A downsizing of locally advanced fibrolamellar HCC by chemotherapy might be obtained as well, enabling curative surgery. In a retrospective study on 24 patients with HCC in non-cirrhotic liver, chemotherapy with epirubicin, cisplatin and either 5-fluorouracile or capecitabine achieved a 22% objective response rate, allowing surgical resection in two cases [12]. Recently, a complete tumour response after GEMOX chemotherapy was reported in a patient with HCC in a non-cirrhotic liver [13].

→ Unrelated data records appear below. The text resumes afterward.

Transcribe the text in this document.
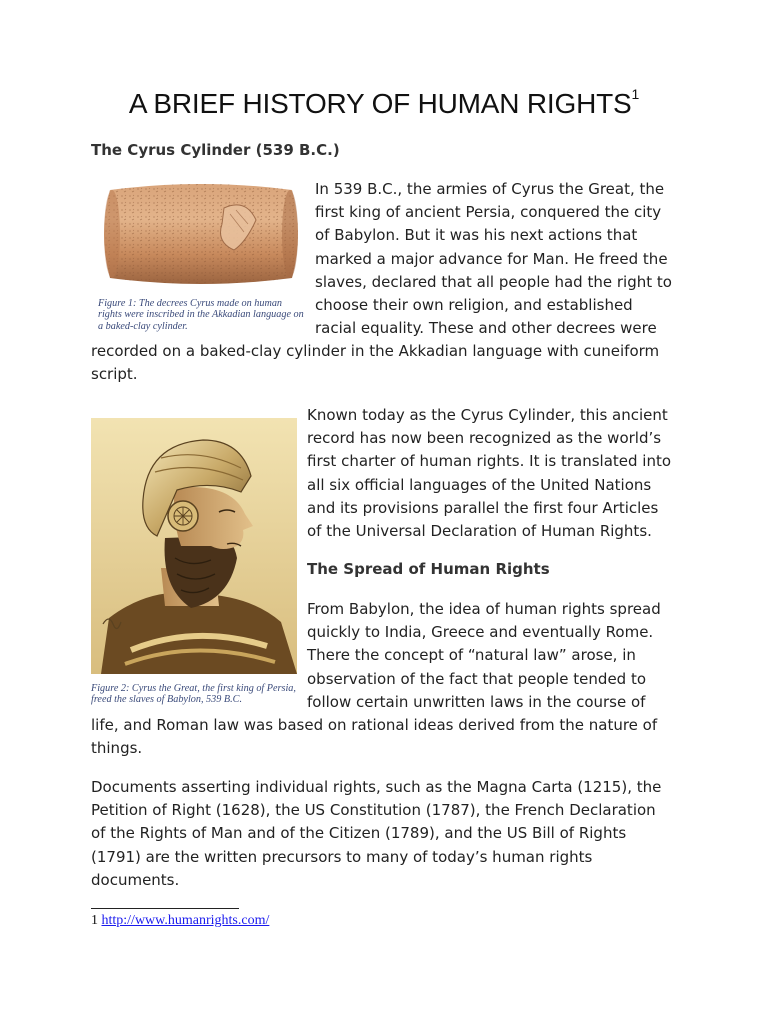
A BRIEF HISTORY OF HUMAN RIGHTS$^1$
The Cyrus Cylinder (539 B.C.)

Figure 1: The decrees Cyrus made on human rights were inscribed in the Akkadian language on a baked-clay cylinder.

In 539 B.C., the armies of Cyrus the Great, the
first king of ancient Persia, conquered the city
of Babylon. But it was his next actions that
marked a major advance for Man. He freed the
slaves, declared that all people had the right to
choose their own religion, and established
racial equality. These and other decrees were

recorded on a baked-clay cylinder in the Akkadian language with cuneiform
script.

Figure 2: Cyrus the Great, the first king of Persia, freed the slaves of Babylon, 539 B.C.

Known today as the Cyrus Cylinder, this ancient
record has now been recognized as the world’s
first charter of human rights. It is translated into
all six official languages of the United Nations
and its provisions parallel the first four Articles
of the Universal Declaration of Human Rights.

The Spread of Human Rights

From Babylon, the idea of human rights spread
quickly to India, Greece and eventually Rome.
There the concept of “natural law” arose, in
observation of the fact that people tended to
follow certain unwritten laws in the course of

life, and Roman law was based on rational ideas derived from the nature of
things.

Documents asserting individual rights, such as the Magna Carta (1215), the
Petition of Right (1628), the US Constitution (1787), the French Declaration
of the Rights of Man and of the Citizen (1789), and the US Bill of Rights
(1791) are the written precursors to many of today’s human rights
documents.

1 http://www.humanrights.com/
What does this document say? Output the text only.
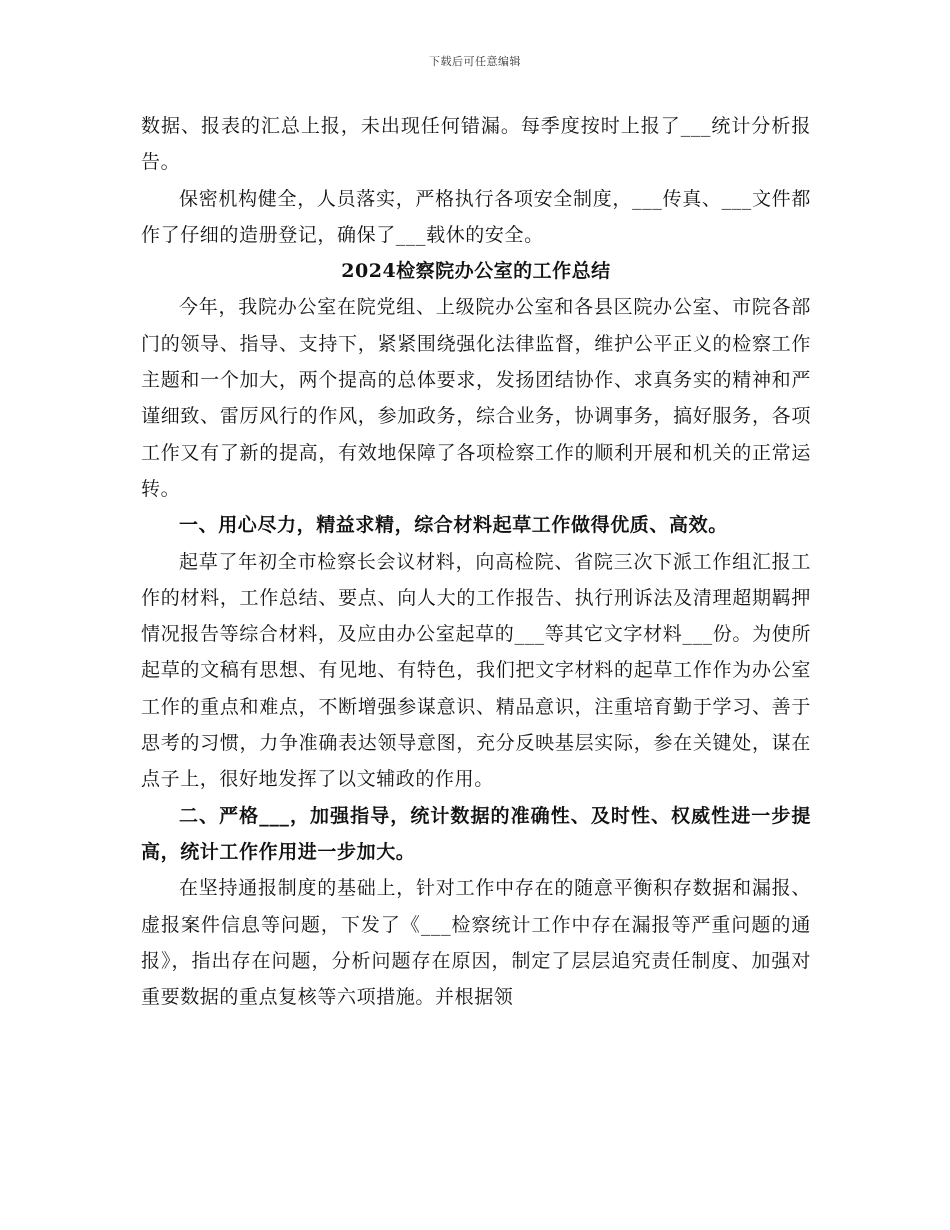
下载后可任意编辑

数据、报表的汇总上报，未出现任何错漏。每季度按时上报了___统计分析报告。

保密机构健全，人员落实，严格执行各项安全制度，___传真、___文件都作了仔细的造册登记，确保了___载休的安全。

2024检察院办公室的工作总结

今年，我院办公室在院党组、上级院办公室和各县区院办公室、市院各部门的领导、指导、支持下，紧紧围绕强化法律监督，维护公平正义的检察工作主题和一个加大，两个提高的总体要求，发扬团结协作、求真务实的精神和严谨细致、雷厉风行的作风，参加政务，综合业务，协调事务，搞好服务，各项工作又有了新的提高，有效地保障了各项检察工作的顺利开展和机关的正常运转。

一、用心尽力，精益求精，综合材料起草工作做得优质、高效。

起草了年初全市检察长会议材料，向高检院、省院三次下派工作组汇报工作的材料，工作总结、要点、向人大的工作报告、执行刑诉法及清理超期羁押情况报告等综合材料，及应由办公室起草的___等其它文字材料___份。为使所起草的文稿有思想、有见地、有特色，我们把文字材料的起草工作作为办公室工作的重点和难点，不断增强参谋意识、精品意识，注重培育勤于学习、善于思考的习惯，力争准确表达领导意图，充分反映基层实际，参在关键处，谋在点子上，很好地发挥了以文辅政的作用。

二、严格___，加强指导，统计数据的准确性、及时性、权威性进一步提高，统计工作作用进一步加大。

在坚持通报制度的基础上，针对工作中存在的随意平衡积存数据和漏报、虚报案件信息等问题，下发了《___检察统计工作中存在漏报等严重问题的通报》，指出存在问题，分析问题存在原因，制定了层层追究责任制度、加强对重要数据的重点复核等六项措施。并根据领
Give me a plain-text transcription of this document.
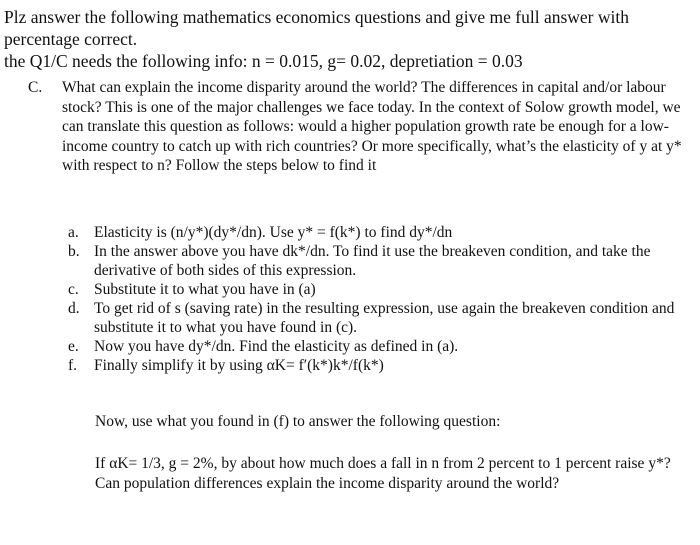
Plz answer the following mathematics economics questions and give me full answer with

percentage correct.

the Q1/C needs the following info: n = 0.015, g= 0.02, depretiation = 0.03

C. What can explain the income disparity around the world? The differences in capital and/or labour stock? This is one of the major challenges we face today. In the context of Solow growth model, we can translate this question as follows: would a higher population growth rate be enough for a low-income country to catch up with rich countries? Or more specifically, what’s the elasticity of y at y* with respect to n? Follow the steps below to find it
a. Elasticity is (n/y*)(dy*/dn). Use y* = f(k*) to find dy*/dn
b. In the answer above you have dk*/dn. To find it use the breakeven condition, and take the derivative of both sides of this expression.
c. Substitute it to what you have in (a)
d. To get rid of s (saving rate) in the resulting expression, use again the breakeven condition and substitute it to what you have found in (c).
e. Now you have dy*/dn. Find the elasticity as defined in (a).
f. Finally simplify it by using αK= f′(k*)k*/f(k*)

Now, use what you found in (f) to answer the following question:

If αK= 1/3, g = 2%, by about how much does a fall in n from 2 percent to 1 percent raise y*? Can population differences explain the income disparity around the world?
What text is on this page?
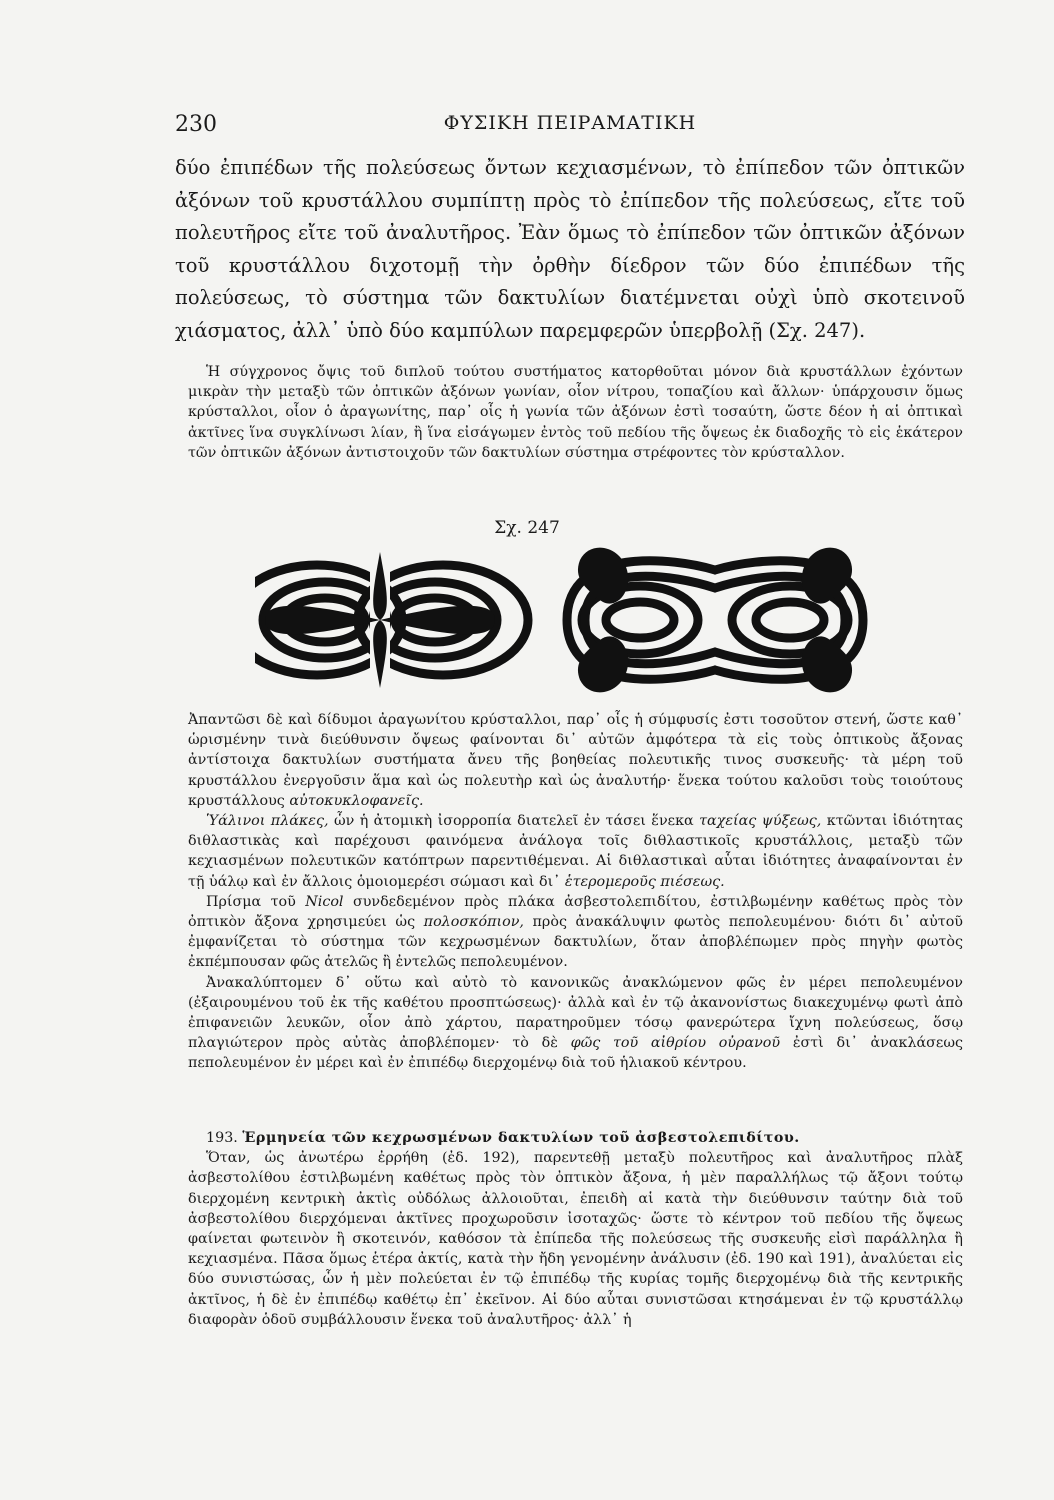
230	ΦΥΣΙΚΗ ΠΕΙΡΑΜΑΤΙΚΗ

δύο ἐπιπέδων τῆς πολεύσεως ὄντων κεχιασμένων, τὸ ἐπίπεδον τῶν ὀπτικῶν ἀξόνων τοῦ κρυστάλλου συμπίπτῃ πρὸς τὸ ἐπίπεδον τῆς πολεύσεως, εἴτε τοῦ πολευτῆρος εἴτε τοῦ ἀναλυτῆρος. Ἐὰν ὅμως τὸ ἐπίπεδον τῶν ὀπτικῶν ἀξόνων τοῦ κρυστάλλου διχοτομῇ τὴν ὀρθὴν δίεδρον τῶν δύο ἐπιπέδων τῆς πολεύσεως, τὸ σύστημα τῶν δακτυλίων διατέμνεται οὐχὶ ὑπὸ σκοτεινοῦ χιάσματος, ἀλλ᾽ ὑπὸ δύο καμπύλων παρεμφερῶν ὑπερβολῇ (Σχ. 247).

Ἡ σύγχρονος ὄψις τοῦ διπλοῦ τούτου συστήματος κατορθοῦται μόνον διὰ κρυστάλλων ἐχόντων μικρὰν τὴν μεταξὺ τῶν ὀπτικῶν ἀξόνων γωνίαν, οἷον νίτρου, τοπαζίου καὶ ἄλλων· ὑπάρχουσιν ὅμως κρύσταλλοι, οἷον ὁ ἀραγωνίτης, παρ᾽ οἷς ἡ γωνία τῶν ἀξόνων ἐστὶ τοσαύτη, ὥστε δέον ἡ αἱ ὀπτικαὶ ἀκτῖνες ἵνα συγκλίνωσι λίαν, ἢ ἵνα εἰσάγωμεν ἐντὸς τοῦ πεδίου τῆς ὄψεως ἐκ διαδοχῆς τὸ εἰς ἑκάτερον τῶν ὀπτικῶν ἀξόνων ἀντιστοιχοῦν τῶν δακτυλίων σύστημα στρέφοντες τὸν κρύσταλλον.

Σχ. 247

Ἀπαντῶσι δὲ καὶ δίδυμοι ἀραγωνίτου κρύσταλλοι, παρ᾽ οἷς ἡ σύμφυσίς ἐστι τοσοῦτον στενή, ὥστε καθ᾽ ὡρισμένην τινὰ διεύθυνσιν ὄψεως φαίνονται δι᾽ αὐτῶν ἀμφότερα τὰ εἰς τοὺς ὀπτικοὺς ἄξονας ἀντίστοιχα δακτυλίων συστήματα ἄνευ τῆς βοηθείας πολευτικῆς τινος συσκευῆς· τὰ μέρη τοῦ κρυστάλλου ἐνεργοῦσιν ἅμα καὶ ὡς πολευτὴρ καὶ ὡς ἀναλυτήρ· ἕνεκα τούτου καλοῦσι τοὺς τοιούτους κρυστάλλους αὐτοκυκλοφανεῖς.

Ὑάλινοι πλάκες, ὧν ἡ ἀτομικὴ ἰσορροπία διατελεῖ ἐν τάσει ἕνεκα ταχείας ψύξεως, κτῶνται ἰδιότητας διθλαστικὰς καὶ παρέχουσι φαινόμενα ἀνάλογα τοῖς διθλαστικοῖς κρυστάλλοις, μεταξὺ τῶν κεχιασμένων πολευτικῶν κατόπτρων παρεντιθέμεναι. Αἱ διθλαστικαὶ αὗται ἰδιότητες ἀναφαίνονται ἐν τῇ ὑάλῳ καὶ ἐν ἄλλοις ὁμοιομερέσι σώμασι καὶ δι᾽ ἑτερομεροῦς πιέσεως.

Πρίσμα τοῦ Nicol συνδεδεμένον πρὸς πλάκα ἀσβεστολεπιδίτου, ἐστιλβωμένην καθέτως πρὸς τὸν ὀπτικὸν ἄξονα χρησιμεύει ὡς πολοσκόπιον, πρὸς ἀνακάλυψιν φωτὸς πεπολευμένου· διότι δι᾽ αὐτοῦ ἐμφανίζεται τὸ σύστημα τῶν κεχρωσμένων δακτυλίων, ὅταν ἀποβλέπωμεν πρὸς πηγὴν φωτὸς ἐκπέμπουσαν φῶς ἀτελῶς ἢ ἐντελῶς πεπολευμένον.

Ἀνακαλύπτομεν δ᾽ οὕτω καὶ αὐτὸ τὸ κανονικῶς ἀνακλώμενον φῶς ἐν μέρει πεπολευμένον (ἐξαιρουμένου τοῦ ἐκ τῆς καθέτου προσπτώσεως)· ἀλλὰ καὶ ἐν τῷ ἀκανονίστως διακεχυμένῳ φωτὶ ἀπὸ ἐπιφανειῶν λευκῶν, οἷον ἀπὸ χάρτου, παρατηροῦμεν τόσῳ φανερώτερα ἴχνη πολεύσεως, ὅσῳ πλαγιώτερον πρὸς αὐτὰς ἀποβλέπομεν· τὸ δὲ φῶς τοῦ αἰθρίου οὐρανοῦ ἐστὶ δι᾽ ἀνακλάσεως πεπολευμένον ἐν μέρει καὶ ἐν ἐπιπέδῳ διερχομένῳ διὰ τοῦ ἡλιακοῦ κέντρου.

193. Ἑρμηνεία τῶν κεχρωσμένων δακτυλίων τοῦ ἀσβεστολεπιδίτου.

Ὅταν, ὡς ἀνωτέρω ἐρρήθη (ἐδ. 192), παρεντεθῇ μεταξὺ πολευτῆρος καὶ ἀναλυτῆρος πλὰξ ἀσβεστολίθου ἐστιλβωμένη καθέτως πρὸς τὸν ὀπτικὸν ἄξονα, ἡ μὲν παραλλήλως τῷ ἄξονι τούτῳ διερχομένη κεντρικὴ ἀκτὶς οὐδόλως ἀλλοιοῦται, ἐπειδὴ αἱ κατὰ τὴν διεύθυνσιν ταύτην διὰ τοῦ ἀσβεστολίθου διερχόμεναι ἀκτῖνες προχωροῦσιν ἰσοταχῶς· ὥστε τὸ κέντρον τοῦ πεδίου τῆς ὄψεως φαίνεται φωτεινὸν ἢ σκοτεινόν, καθόσον τὰ ἐπίπεδα τῆς πολεύσεως τῆς συσκευῆς εἰσὶ παράλληλα ἢ κεχιασμένα. Πᾶσα ὅμως ἑτέρα ἀκτίς, κατὰ τὴν ἤδη γενομένην ἀνάλυσιν (ἐδ. 190 καὶ 191), ἀναλύεται εἰς δύο συνιστώσας, ὧν ἡ μὲν πολεύεται ἐν τῷ ἐπιπέδῳ τῆς κυρίας τομῆς διερχομένῳ διὰ τῆς κεντρικῆς ἀκτῖνος, ἡ δὲ ἐν ἐπιπέδῳ καθέτῳ ἐπ᾽ ἐκεῖνον. Αἱ δύο αὗται συνιστῶσαι κτησάμεναι ἐν τῷ κρυστάλλῳ διαφορὰν ὁδοῦ συμβάλλουσιν ἕνεκα τοῦ ἀναλυτῆρος· ἀλλ᾽ ἡ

This report raises the question of trials specifically designed for patients with HCC in non-cirrhotic liver, particularly fibrolamellar HCC. The value of joining sorafenib to chemotherapy has to be also evaluated. In a randomised phase III trial, doxorubicin plus sorafenib was compared to doxorubicin plus placebo in 96 patients with HCC in cirrhotic liver [14]. The median time to progression (6.4 vs. 2.8 months) and median overall survival (13.7 vs. 6.5 months) were longer in the sorafenib-doxorubicin group. However, these results are not relevant for clinical routine because the doxorubicin-alone arm cannot be considered as a reference.

We are currently planning a randomised phase II trial of sorafenib versus GEMOX chemotherapy in patients with HCC in non-cirrhotic liver.

Disclosure Statement

The authors have no conflicts of interest to declare.